A delegada comenta que este aumento deve estar relacionado ao confinamento, uma vez que os pais estão tendo mais tempo com os filhos e, consequentemente, oportunidades para verificar celulares e computadores. “Os pais estão mais próximos dos filhos de alguma forma e, com isso, conseguem verificar o que está acontecendo. Esses casos de assédio e pornografia na internet são complicados porque, muitas vezes, o adulto pede uma foto da criança, em determinadas poses, sem roupas, e logo em seguida pede para que a vítima apague do aparelho”, diz.
Atendimentos durante a pandemia
Durante a pandemia, os atendimentos no Nucria continuam sendo realizados presencialmente, porém, há restrição ao número de entrada de pessoas na delegacia e a quantidade de servidores que prestam o atendimento. Para facilitar as denúncias que envolvam crimes contra crianças e adolescentes durante este momento, a população pode realizar a solicitação de Boletim de Ocorrência por e-mail.
“As pessoas podem enviar um e-mail se identificando através de nome completo e RG, descrever a situação que está acontecendo e solicitar a elaboração do BO. A denúncia pode ser feita pelo e-mail [email protected]”, explica a delegada.
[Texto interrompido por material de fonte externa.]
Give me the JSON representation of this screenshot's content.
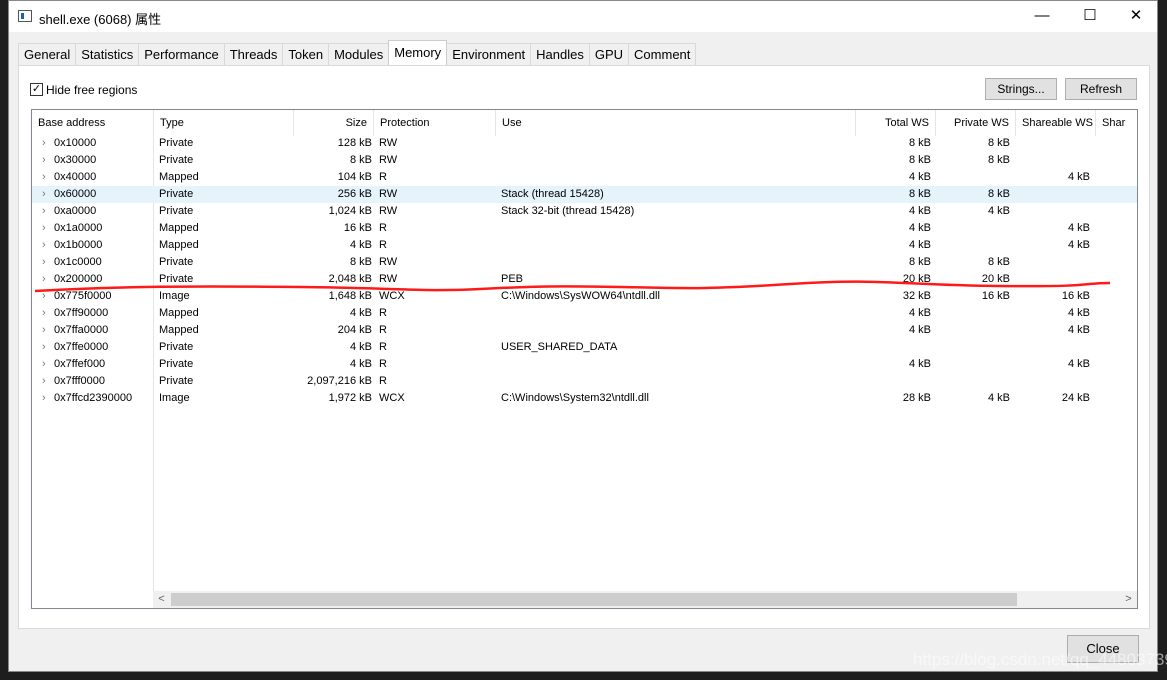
{
  "window": {
    "title": "shell.exe (6068) 属性",
    "minimize": "—",
    "maximize": "☐",
    "close": "✕"
  },
  "tabs": [
    "General",
    "Statistics",
    "Performance",
    "Threads",
    "Token",
    "Modules",
    "Memory",
    "Environment",
    "Handles",
    "GPU",
    "Comment"
  ],
  "active_tab": "Memory",
  "options": {
    "hide_free_regions": "Hide free regions",
    "hide_free_checked": true,
    "check_mark": "✓"
  },
  "buttons": {
    "strings": "Strings...",
    "refresh": "Refresh",
    "close": "Close"
  },
  "columns": [
    "Base address",
    "Type",
    "Size",
    "Protection",
    "Use",
    "Total WS",
    "Private WS",
    "Shareable WS",
    "Shar"
  ],
  "rows": [
    {
      "base": "0x10000",
      "type": "Private",
      "size": "128 kB",
      "prot": "RW",
      "use": "",
      "total": "8 kB",
      "private": "8 kB",
      "shareable": ""
    },
    {
      "base": "0x30000",
      "type": "Private",
      "size": "8 kB",
      "prot": "RW",
      "use": "",
      "total": "8 kB",
      "private": "8 kB",
      "shareable": ""
    },
    {
      "base": "0x40000",
      "type": "Mapped",
      "size": "104 kB",
      "prot": "R",
      "use": "",
      "total": "4 kB",
      "private": "",
      "shareable": "4 kB"
    },
    {
      "base": "0x60000",
      "type": "Private",
      "size": "256 kB",
      "prot": "RW",
      "use": "Stack (thread 15428)",
      "total": "8 kB",
      "private": "8 kB",
      "shareable": ""
    },
    {
      "base": "0xa0000",
      "type": "Private",
      "size": "1,024 kB",
      "prot": "RW",
      "use": "Stack 32-bit (thread 15428)",
      "total": "4 kB",
      "private": "4 kB",
      "shareable": ""
    },
    {
      "base": "0x1a0000",
      "type": "Mapped",
      "size": "16 kB",
      "prot": "R",
      "use": "",
      "total": "4 kB",
      "private": "",
      "shareable": "4 kB"
    },
    {
      "base": "0x1b0000",
      "type": "Mapped",
      "size": "4 kB",
      "prot": "R",
      "use": "",
      "total": "4 kB",
      "private": "",
      "shareable": "4 kB"
    },
    {
      "base": "0x1c0000",
      "type": "Private",
      "size": "8 kB",
      "prot": "RW",
      "use": "",
      "total": "8 kB",
      "private": "8 kB",
      "shareable": ""
    },
    {
      "base": "0x200000",
      "type": "Private",
      "size": "2,048 kB",
      "prot": "RW",
      "use": "PEB",
      "total": "20 kB",
      "private": "20 kB",
      "shareable": ""
    },
    {
      "base": "0x775f0000",
      "type": "Image",
      "size": "1,648 kB",
      "prot": "WCX",
      "use": "C:\\Windows\\SysWOW64\\ntdll.dll",
      "total": "32 kB",
      "private": "16 kB",
      "shareable": "16 kB"
    },
    {
      "base": "0x7ff90000",
      "type": "Mapped",
      "size": "4 kB",
      "prot": "R",
      "use": "",
      "total": "4 kB",
      "private": "",
      "shareable": "4 kB"
    },
    {
      "base": "0x7ffa0000",
      "type": "Mapped",
      "size": "204 kB",
      "prot": "R",
      "use": "",
      "total": "4 kB",
      "private": "",
      "shareable": "4 kB"
    },
    {
      "base": "0x7ffe0000",
      "type": "Private",
      "size": "4 kB",
      "prot": "R",
      "use": "USER_SHARED_DATA",
      "total": "",
      "private": "",
      "shareable": ""
    },
    {
      "base": "0x7ffef000",
      "type": "Private",
      "size": "4 kB",
      "prot": "R",
      "use": "",
      "total": "4 kB",
      "private": "",
      "shareable": "4 kB"
    },
    {
      "base": "0x7fff0000",
      "type": "Private",
      "size": "2,097,216 kB",
      "prot": "R",
      "use": "",
      "total": "",
      "private": "",
      "shareable": ""
    },
    {
      "base": "0x7ffcd2390000",
      "type": "Image",
      "size": "1,972 kB",
      "prot": "WCX",
      "use": "C:\\Windows\\System32\\ntdll.dll",
      "total": "28 kB",
      "private": "4 kB",
      "shareable": "24 kB"
    }
  ],
  "selected_row": 3,
  "annotation_color": "#ff1a1a",
  "watermark": "https://blog.csdn.net/qq_44803739"
}
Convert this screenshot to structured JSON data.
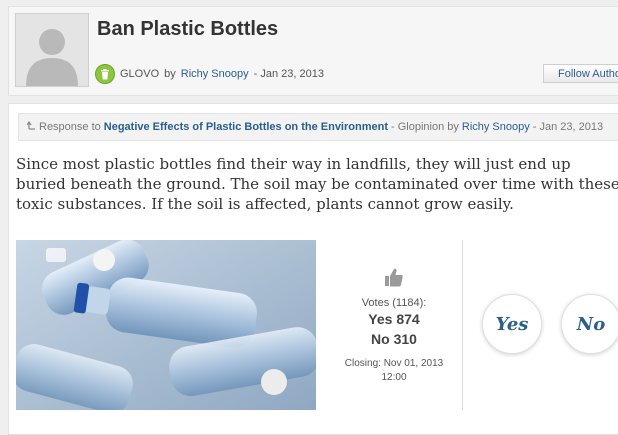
{
  "header": {
    "title": "Ban Plastic Bottles",
    "category": "GLOVO",
    "by_word": "by",
    "author": "Richy Snoopy",
    "date": "- Jan 23, 2013",
    "follow_label": "Follow Author"
  },
  "response": {
    "prefix": "Response to",
    "link_text": "Negative Effects of Plastic Bottles on the Environment",
    "middle": "- Glopinion by",
    "author": "Richy Snoopy",
    "date": "- Jan 23, 2013"
  },
  "argument_text": "Since most plastic bottles find their way in landfills, they will just end up buried beneath the ground. The soil may be contaminated over time with these toxic substances. If the soil is affected, plants cannot grow easily.",
  "voting": {
    "votes_label": "Votes (1184):",
    "yes_count": "Yes 874",
    "no_count": "No 310",
    "closing_label": "Closing: Nov 01, 2013",
    "closing_time": "12:00",
    "yes_button": "Yes",
    "no_button": "No"
  },
  "colors": {
    "link": "#2a5d8f",
    "badge": "#8cc63f",
    "vote_text": "#2d5f86"
  },
  "icons": {
    "category": "trash-icon",
    "vote": "thumbs-up-icon",
    "response": "reply-arrow-icon"
  }
}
Ela destaca que para combater a violência contra as crianças e adolescentes, especialmente relacionada ao abuso, exploração sexual e crimes virtuais, é importante que os pais estejam sempre atentos. “A internet foi um potencializador do contato inadequado que a criança e o pré-adolescente têm com o mundo, porém, as pessoas que estão em volta desses jovens precisam ser muito francos com eles, conversar com seus filhos, explicar o que é um comportamento adequado, um carinho aceitável e, o mais importante, que o corpo é sagrado, não é qualquer pessoa que vai ficar pegando e encostando na criança. A criança não é um boneco, ela precisa ter sua integridade respeitada, seu espaço respeitado, é importante dar voz a ela e a ouvir com paciência”, conclui.